The coronavirus pandemic has affected many industries. Dry cleaners have been hit particularly hard. Americans working from home in casual wear no longer need to dry clean their work clothes. Business has also been hurt because of fewer parties, weddings, and other occasions to dress up.
The Drycleaning & Laundry Institute believes 30% of dry cleaners could be forced to shut down over the next 18 months. Those who remain open are trying to adjust.
Dawn Avery with the National Cleaners Association says, "Our plan is to, to help them reinvent themselves." She says many cleaners are now offering new services like alterations or wash and fold for families. "Because households are chaotic now with home schooling and working from home, and things you didn't have to do before," Avery adds.
Yale Cleaners opened in Oklahoma 75 years ago, but none of that experience could prepare them for the past year.
The president and owner of Yale Cleaners, John Rothrock, says, "our business currently is down about 35%." Yale Cleaners had to furlough several employees and close a location.

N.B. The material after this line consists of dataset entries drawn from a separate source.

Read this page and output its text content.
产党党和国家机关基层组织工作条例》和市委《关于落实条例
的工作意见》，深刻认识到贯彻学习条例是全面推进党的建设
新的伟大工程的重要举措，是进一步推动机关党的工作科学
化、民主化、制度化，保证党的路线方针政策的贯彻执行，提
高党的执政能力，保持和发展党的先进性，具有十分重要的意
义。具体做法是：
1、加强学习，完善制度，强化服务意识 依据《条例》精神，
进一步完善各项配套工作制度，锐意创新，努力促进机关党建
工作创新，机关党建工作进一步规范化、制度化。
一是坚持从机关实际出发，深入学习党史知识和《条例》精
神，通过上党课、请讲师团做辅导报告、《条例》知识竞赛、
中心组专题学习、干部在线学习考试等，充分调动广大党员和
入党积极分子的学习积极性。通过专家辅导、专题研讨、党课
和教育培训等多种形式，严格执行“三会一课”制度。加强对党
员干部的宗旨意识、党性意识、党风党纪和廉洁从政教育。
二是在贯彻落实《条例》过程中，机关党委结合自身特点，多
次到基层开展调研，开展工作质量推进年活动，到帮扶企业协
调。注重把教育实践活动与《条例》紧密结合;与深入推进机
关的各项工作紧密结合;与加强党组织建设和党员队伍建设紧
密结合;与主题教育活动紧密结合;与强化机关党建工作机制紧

Yale Cleaners has adapted by adopting technology. It is now using the Yale Cleaners app so customers can pay online and request touchless pickup. The company is also offering same day delivery. "I think it definitely has helped to keep us in business. I've seen a lot of dry cleaners that their sales are still down 50%, 70% and we're sitting down around 35%." Rothrock says.
Dry cleaners hope the vaccine means there are brighter days ahead. Many are just trying to hold out until then.